I still don't think that it is great, but it adds some context...
That being said, I think that the question itself has such an obvious answer if one takes more than two seconds to think about it that it probably doesn't need an answer here---asking the question is kind of worth a downvote for "not researching."
I feel like the right question is something somewhat more general about which properties of operators are preserved by what kinds of transformations... but I don't know quite what that question is.
@XanderHenderson In the case of the question 1993009 this sounds like a fair point. I have edited the question a bit anyway - and I'll leave the rest up to other users.
@MartinSleziak Thank you, again, for putting in the effort. I'm not going to vote to undelete, but the question is improved enough now that I wouldn't vote to redelete were it to be undeleted, either.
However, I'll also add that I had students that had problems coming up with an example of two bijections $\mathbb R\to\mathbb R$ such that the sum is not a bijection. So even things which might look obvious can make a beginner stumble sometimes. (Perhaps it depends on what way are they used to think about the objects which are discussed.)
In the case of adding matrices, however, the sum of a generic singular matrix with a generic nonsingular matrix will be nonsingular.
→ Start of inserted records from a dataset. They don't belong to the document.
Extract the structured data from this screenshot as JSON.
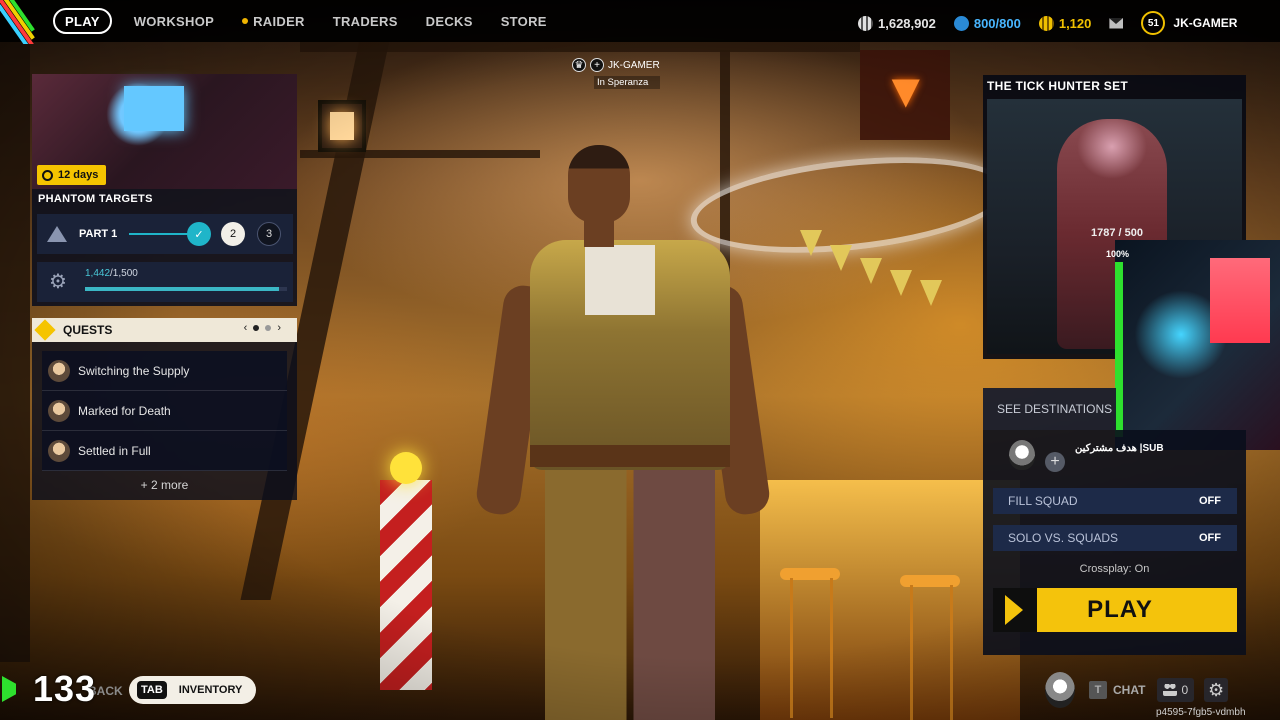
{
  "nav": {
    "items": [
      {
        "label": "PLAY",
        "active": true
      },
      {
        "label": "WORKSHOP"
      },
      {
        "label": "RAIDER",
        "dot": true
      },
      {
        "label": "TRADERS"
      },
      {
        "label": "DECKS"
      },
      {
        "label": "STORE"
      }
    ]
  },
  "currencies": [
    {
      "value": "1,628,902",
      "icon": "coins-icon",
      "color": "#e6e6e6"
    },
    {
      "value": "800/800",
      "icon": "credits-icon",
      "color": "#49b6ff"
    },
    {
      "value": "1,120",
      "icon": "raider-tokens-icon",
      "color": "#f0c000"
    }
  ],
  "profile": {
    "level": "51",
    "username": "JK-GAMER"
  },
  "player_tag": {
    "name": "JK-GAMER",
    "location": "In Speranza"
  },
  "phantom": {
    "days": "12 days",
    "title": "PHANTOM TARGETS",
    "part_label": "PART 1",
    "steps": [
      "2",
      "3"
    ],
    "xp_current": "1,442",
    "xp_total": "/1,500",
    "xp_progress": 0.96
  },
  "quests": {
    "title": "QUESTS",
    "items": [
      {
        "label": "Switching the Supply"
      },
      {
        "label": "Marked for Death"
      },
      {
        "label": "Settled in Full"
      }
    ],
    "more": "+ 2 more"
  },
  "set_card": {
    "title": "THE TICK HUNTER SET",
    "count": "1787 / 500",
    "percent": "100%"
  },
  "destinations": {
    "label": "SEE DESTINATIONS"
  },
  "squad": {
    "sub_text": "هدف مشتركين |SUB",
    "fill_squad": {
      "label": "FILL SQUAD",
      "state": "OFF"
    },
    "solo_vs_squads": {
      "label": "SOLO VS. SQUADS",
      "state": "OFF"
    },
    "crossplay": "Crossplay: On",
    "play_label": "PLAY"
  },
  "bottom": {
    "fps": "133",
    "back_text": "BACK",
    "tab_key": "TAB",
    "inventory": "INVENTORY",
    "t_key": "T",
    "chat": "CHAT",
    "friends_count": "0",
    "session_id": "p4595-7fgb5-vdmbh"
  },
  "colors": {
    "accent": "#f4c30c",
    "teal": "#1fb5c9",
    "green_overlay": "#2ee02e"
  }
}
One actually has to work to get examples where the sum is singular.
The example of bijective functions is a littlle bit more subtle, I think---I am not even sure that an "obvious" example of a bijection is to a beginning student (the identity function, maybe?).
I think that I could make a case that it isn't really about mathematics ("why" a thing happens in mathematics is more a question of philosophy---the best mathematical answer that I can think of is "because it does").
@XanderHenderson At least it's asked in curiosity. And technically there is a 'real' answer: it is an instance of the strong law of small numbers. It is not just 'luck', but in fact we expect to encounter good approximations now and then, and we can estimate the frequency of such occurrences based on the precision of the approximation relative to the bits needed to express the approximation.
But at the level of the asker, I think it's enough to say that its continued fraction has a large term after the truncation, as GEdgar said, which even though logically circular seems to me to convey roughly the idea of just how coincidental it is, which is slightly more satisfying than just saying it's coincidence.
$$e^\frac{1}{e} = \frac{13.002010749 \cdots}{9}$$
Is there a reason why it is close to $\frac{13}{9}$?
Or is this just a mathematical coincidence?